Du plus profond de la tranchée…
Je ne suivrai pas les dithyrambes prononcés avec éloquence sur La prochaine fois je viserai le cœur troisième film de Cédric Anger ; si je n’ai pas vu le deuxième, qui s’appelle L’Avocat, je me souviens encore assez bien du premier, Le Tueur, avec l’excellent Gilbert Melki qui, partant de prémisses scénaristiques bien intéressantes, m’avait paru bien maladroit – ce qui est pardonnable – mais surtout dépourvu de rythme et d’intelligence des personnages, ce qui l’est beaucoup moins.
Pourquoi rappeler ce médiocre souvenir ? Pour regretter que, nanti d’un scénario en or massif, de surcroît adapté d’une histoire aussi véridique que glaçante, Anger ne parvienne pas à aller plus loin que l’anecdote. Au fait j’exagère sûrement d’employer le mot d‘anecdote pour une histoire à faire frémir, celle d’un jeune gendarme de l’Oise, modèle de conscience professionnelle et, parallèlement, masochiste compulsif – ce qui le regarde – et surtout tueur en série. Même si, selon le réalisateur, des éléments fictifs ont été incorporés au récit, sans doute pour le dramatiser davantage, il semble que le film suive assez fidèlement le parcours du gendarme Alain Lamare, et de l’enquête qui lui a été consacrée par Yvan Stefanovitch sous le titre Un assassin au dessus de tout soupçon.
Toute l’aventure est, de fait, parfaitement filmée, dans une atmosphère bleuâtre, pluvieuse, réfrigérée, dans des contrées aussi banales qu’insignifiantes. Bouts d’autoroutes ou de voies rapides, zones pavillonnaires sans ancrages et sans âme, campagnes plates, grisâtres, boueuses, lumières ennuyeuses des réverbères, immenses parkings vides des centres commerciaux et des supermarchés, tristesse des visages.

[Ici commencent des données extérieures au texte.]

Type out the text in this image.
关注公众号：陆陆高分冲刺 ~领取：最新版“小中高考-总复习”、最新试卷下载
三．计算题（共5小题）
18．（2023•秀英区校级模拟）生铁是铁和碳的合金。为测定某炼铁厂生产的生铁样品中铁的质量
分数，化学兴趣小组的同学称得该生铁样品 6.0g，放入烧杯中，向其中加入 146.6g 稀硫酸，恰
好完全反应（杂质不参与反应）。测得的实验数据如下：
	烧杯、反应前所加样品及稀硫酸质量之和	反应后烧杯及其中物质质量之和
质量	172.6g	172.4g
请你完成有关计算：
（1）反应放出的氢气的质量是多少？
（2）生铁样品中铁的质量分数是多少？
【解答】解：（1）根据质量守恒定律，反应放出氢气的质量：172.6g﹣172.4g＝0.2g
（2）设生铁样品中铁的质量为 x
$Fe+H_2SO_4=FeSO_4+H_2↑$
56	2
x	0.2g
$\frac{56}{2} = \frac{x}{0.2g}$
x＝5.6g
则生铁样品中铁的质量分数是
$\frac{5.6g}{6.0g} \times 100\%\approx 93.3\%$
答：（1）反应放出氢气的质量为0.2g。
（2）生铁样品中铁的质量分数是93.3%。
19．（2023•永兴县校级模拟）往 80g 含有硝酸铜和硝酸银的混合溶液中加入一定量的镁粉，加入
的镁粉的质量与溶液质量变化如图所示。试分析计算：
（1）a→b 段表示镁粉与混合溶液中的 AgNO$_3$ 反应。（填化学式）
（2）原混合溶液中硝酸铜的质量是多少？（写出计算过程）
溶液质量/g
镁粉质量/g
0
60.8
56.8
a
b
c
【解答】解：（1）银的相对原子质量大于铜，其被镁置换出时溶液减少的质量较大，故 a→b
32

Franck Neuhart (Guillaume Canet) passe de temps en temps chez ses parents (Jean-Paul Comart et Hélène Vauquois), braves gens qui n’ont sans doute jamais compris, ni même cherché à comprendre leur fils. Il fascine son jeune frère, pour qui il est modèle et exemple. Il fascine aussi sa femme de ménage, Sophie (Ana Girardot), dont le mari (Cédric Le Maoût) est frappé d’idiotie. France d‘en-bas, France périphérique sans histoire, en apparence, qui vit durement, bien loin des billevesées de la modernité et de la mondialisation dite heureuse.
Comme dans la réalité avec le gendarme Alain Lamare, le gendarme Franck Neuhart a soigneusement semé sur son parcours des tas de petits cailloux blancs qui ont été autant de bribes de piste permettant en fin de compte à sa hiérarchie de l’identifier et de l’appréhender. Et sans doute la nomenclature des épreuves qu’il s’inflige sont tirées des éléments de l’enquête : entortillement autour de son bras d’un fil de fer barbelé, immersion dans l’eau glacée d’une baignoire. Et puis la fascination morbide et malsaine pour les lieux de drague homosexuelle où il est attiré dans une relation complexe de répulsion/fascination.
Seulement qui est ce type si rigoureux et à la fois si détraqué ? C’est là que le film pèche. Je sais bien que, dans la réalité Alain Lamare – le personnage réel – a été interné dans un hôpital psychiatrique. Mais au cinéma, c’est tout de même un peu court : j’attends d’un écrivain, d’un cinéaste, qui ne sont pas retenus par la nudité des faits et les évidentes précautions à prendre lorsqu’il s’agit de condamner un homme devant un prétoire, j’attends donc, une réflexion, et avant tout une réflexion sur le Mal, dans ce genre de récits.
Qui ? Pourquoi ? Comment ? Qu’est-ce qui fait que ce garçon issu d’une famille sans éclat, mais tout à fait normale devient un pervers à l’activité abominable ? Cédric Anger laisse toutes les portes ouvertes : faiblesse mentale, traumatisme d’enfance ou d’adolescence, frustration sexuelle, fascination pour la toute-puissance apparente donnée par l’uniforme, la possession d’une arme ? Va savoir ! Il n’y a pas de réponse, ce qui peut se concevoir, mais il n’y a pas de pistes tracées, ce qui est bien regrettable.